AD: My parents met in California when my dad moved from Buenos Aires for a rock climbing instructor position. My mom was his boss and she followed him to Buenos Aires when he went back. My father explained that they chose to immigrate back to the United States when I was two months old so that they could provide my brother and me more life options. Although my parents loved Argentina, my father knew how difficult it is to grow up in South America. He had spent his life in a low-income household in the heart of Buenos Aires and admitted that he felt consistently pushed to make bad choices because of those circumstances. He wanted a different life for us. He, along with my mother, believed that by moving to the States they could provide my brother, Jose, and me with more resources than they could provide if we had stayed in Argentina.
EH: How did the decision to come to the United States impact or change your educational experiences?
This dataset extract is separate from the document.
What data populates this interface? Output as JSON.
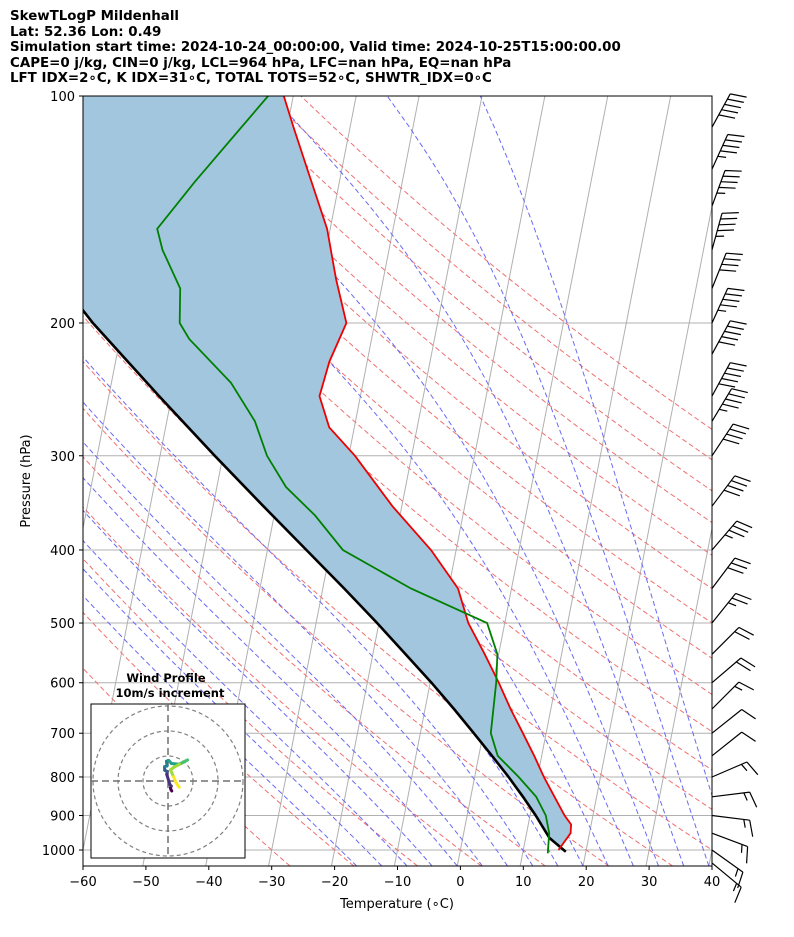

AD: If I had stayed in Argentina my parents would have had to pay for a private school education, as the public schools are some of the most dangerous in the country. By coming to the U.S. I was able to stay in the public school system my whole life, allowing me to experience a rich diversity of people and opinions throughout my education. Additionally, moving from state to state helped me gain the confidence I needed to move to Chicago on my own. Joining DePaul University was one of the best decisions I’ve ever made, and I believe I would not have had the courage to choose Chicago if I hadn’t traveled growing up.
EH: Did you always want to be a teacher? What made you decide on this profession?
I chose to become a teacher my sophomore year of college. I was originally a business administration major, but after feeling unfulfilled with my first year of classes I was forced to reflect on what made me happy. I realized that in high school when I spent a summer as a counselor at Easter Seals Rocky Mountain Village in Empire, Colorado, I loved that I could support kids with disabilities for a week as they learned to ride horses, rock climb, and attend a prom, free of stigma or restrictions. That experience motivated me to change my major to special education. The more I learned about special education, the more I realized that there are so many different ways to teach. I realized it is the teacher’s responsibility to help each student succeed, whether it is differentiating an entire classroom structure or manipulating the environment to make sure students prosper.
EH: Have your first few months in the classroom influenced the way you view education?
AD: My first few months have allowed me to learn so much about special education. I have seven students, all of whom are at different levels of learning. The students range from verbal to nonverbal, low to high comprehension, and moderate to severe behavior. The amount of differentiation I have had to complete to prepare my classroom was extremely challenging but beneficial to the students. All students are able to learn and progress, but instructor approach is critical to that progression Every day I need multiple methods of teaching a topic to help students master different ways of learning and understanding concepts.
EH: What motivates you to continue in this work as a first year teacher?
AD: I am motivated daily by the reality that I have had the luxury of becoming a dual citizen at two months old, while others are fighting just to be accepted as a fellow citizen in the United States. I have been lucky enough to be provided with a wonderful and affordable education, while others do not have the option of pursuing a higher degree. I have been in classrooms where I did not feel ridiculed for my abilities and was never given up on by my teachers, while others struggle with daily tasks because of their disabilities. I remember every day that others are not given the same privileges I have been given and that they deserve the same chance to succeed.
EH: What gives you hope about the future of education?
AP: In my time as a student teacher and within the first few months of teaching I have seen phenomenal teachers who care immensely about their students. Teachers go above and beyond for their students, despite government cutbacks and larger class sizes. They push forward to ensure that their students succeed. I believe as long as we have teachers who care and have high expectations, students will be given the opportunities they deserve to prosper.